I did, but when I choose to go back to Windows 8.1 I get the message "The files required have been removed from your PC". I probably didn't have enough free space when I made the upgrade.

I'll come up with something. It's going to require some beer I think.
 
I did, but when I choose to go back to Windows 8.1 I get the message "The files required have been removed from your PC". I probably didn't have enough free space when I made the upgrade.

I'll come up with something. It's going to require some beer I think.

If you pour it in the USB 3.0 port as opposed to the USB 2.0 port it'll absorb the alcohol faster. And once you get enough alcohol in it, you can pretty insert whatever you want in any of the ports.
 
If you pour it in the USB 3.0 port as opposed to the USB 2.0 port it'll absorb the alcohol faster. And once you get enough alcohol in it, you can pretty insert whatever you want in any of the ports.

LOL. I hope I don't have to marry it when I am finished.
 
if (osName.startsWith("Windows 9") exists.
tumblr_n2z9oiEmyV1qgcm5ko1_400.gif
 
piss poor development.



MS isn't responsible for bad coding from 3rd parties.

I honestly believe that the reason Program Files for 64-bit versions of Windows is called "Program Files" instead of "Program Files x64" is because Microsoft was not willing to audit and fix references in their own code. Instead, they broke everyone else's sloppy code by changing the name for legacy 32-bit applications ("Program Files x86").

Even John Carmack, a real rocket scientist, has had hard-coded references to "Program Files" break certain apps (I recall one odd Quake III Arena update that wouldn't work if you had changed the default installation directory from Program Files).
 
I honestly believe that the reason Program Files for 64-bit versions of Windows is called "Program Files" instead of "Program Files x64" is because Microsoft was not willing to audit and fix references in their own code. Instead, they broke everyone else's sloppy code by changing the name for legacy 32-bit applications ("Program Files x86").

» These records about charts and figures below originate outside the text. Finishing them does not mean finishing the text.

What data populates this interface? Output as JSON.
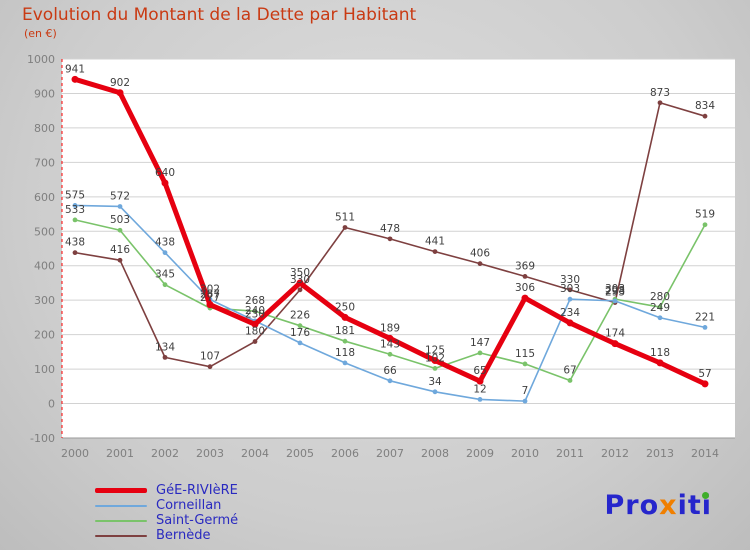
{
  "header": {
    "title": "Evolution du Montant de la Dette par Habitant",
    "subtitle": "(en €)"
  },
  "chart_data": {
    "type": "line",
    "x": [
      2000,
      2001,
      2002,
      2003,
      2004,
      2005,
      2006,
      2007,
      2008,
      2009,
      2010,
      2011,
      2012,
      2013,
      2014
    ],
    "ylim": [
      -100,
      1000
    ],
    "ytick_step": 100,
    "grid": "horizontal",
    "legend_position": "bottom-left",
    "show_point_labels": true,
    "series": [
      {
        "name": "GéE-RIVIèRE",
        "color": "#e60010",
        "stroke_width": 5,
        "marker_radius": 3.5,
        "values": [
          941,
          902,
          640,
          287,
          230,
          350,
          250,
          189,
          125,
          65,
          306,
          234,
          174,
          118,
          57
        ]
      },
      {
        "name": "Corneillan",
        "color": "#6fa8dc",
        "stroke_width": 1.6,
        "marker_radius": 2.4,
        "values": [
          575,
          572,
          438,
          302,
          240,
          176,
          118,
          66,
          34,
          12,
          7,
          303,
          298,
          249,
          221
        ]
      },
      {
        "name": "Saint-Germé",
        "color": "#7ac36a",
        "stroke_width": 1.6,
        "marker_radius": 2.4,
        "values": [
          533,
          503,
          345,
          277,
          268,
          226,
          181,
          143,
          102,
          147,
          115,
          67,
          303,
          280,
          519
        ]
      },
      {
        "name": "Bernède",
        "color": "#7e4040",
        "stroke_width": 1.6,
        "marker_radius": 2.4,
        "values": [
          438,
          416,
          134,
          107,
          180,
          330,
          511,
          478,
          441,
          406,
          369,
          330,
          293,
          873,
          834
        ]
      }
    ]
  },
  "axis_style": {
    "tick_label_color": "#7f7f7f",
    "grid_color": "#d2d2d2",
    "baseline_color": "#9a9a9a",
    "axis_dash_color": "#ff0000",
    "point_label_color": "#404040"
  },
  "branding": {
    "logo_text": "Proxiti",
    "logo_parts": [
      {
        "text": "Pro",
        "color": "#2626cc"
      },
      {
        "text": "x",
        "color": "#f07f00"
      },
      {
        "text": "it",
        "color": "#2626cc"
      },
      {
        "text": "i",
        "color": "#2626cc",
        "dot_color": "#3fae2a"
      }
    ]
  }
}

Even John Carmack, a real rocket scientist, has had hard-coded references to "Program Files" break certain apps (I recall one odd Quake III Arena update that wouldn't work if you had changed the default installation directory from Program Files).

the thing is, they aren't checking full strings in those examples. they are using "startsWith" so they are only comparing part of the strings.

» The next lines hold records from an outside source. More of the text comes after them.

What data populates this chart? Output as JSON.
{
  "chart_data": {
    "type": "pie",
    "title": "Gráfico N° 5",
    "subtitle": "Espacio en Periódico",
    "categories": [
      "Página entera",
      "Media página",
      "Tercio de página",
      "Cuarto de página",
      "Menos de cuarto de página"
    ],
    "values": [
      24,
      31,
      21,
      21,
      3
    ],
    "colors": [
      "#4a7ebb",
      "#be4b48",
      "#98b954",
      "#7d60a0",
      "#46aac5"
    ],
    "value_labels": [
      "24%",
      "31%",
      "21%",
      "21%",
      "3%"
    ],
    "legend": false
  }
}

had those devs just used string.equals("Windows 95") || string.equals("Windows 98") their code would work fine with a "Windows 9" version.
 
the thing is, they aren't checking full strings in those examples. they are using "startsWith" so they are only comparing part of the strings.

had those devs just used string.equals("Windows 95") || string.equals("Windows 98") their code would work fine with a "Windows 9" version.

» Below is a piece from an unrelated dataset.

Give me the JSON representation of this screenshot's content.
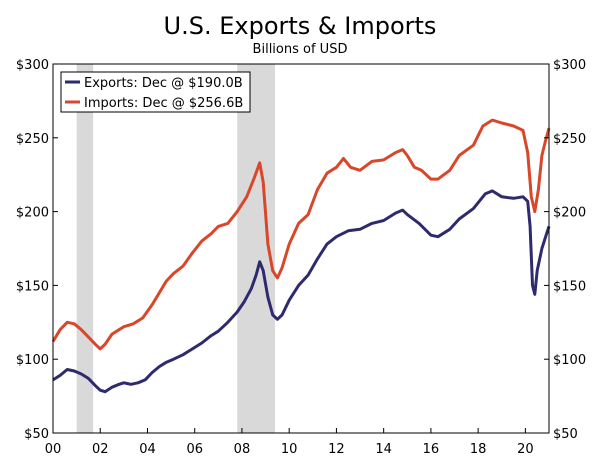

...and the code would've worked with every version of Windows at the time with fewer lines. Same goes for most hard-coded references to "Program Files." It's similar. Microsoft wasn't willing to fix their own problems with such code so they just dumped it on everyone else and blamed their "bad code."

I'm not saying it isn't bad code, I'm saying that they are just as guilty but they are in the position to make it our problem.
 
...and the code would've worked with every version of Windows at the time with fewer lines. Same goes for most hard-coded references to "Program Files." It's similar. Microsoft wasn't willing to fix their own problems with such code so they just dumped it on everyone else and blamed their "bad code."

I'm not saying it isn't bad code, I'm saying that they are just as guilty but they are in the position to make it our problem.

that isn't few lines, that is about 15 fewer characters.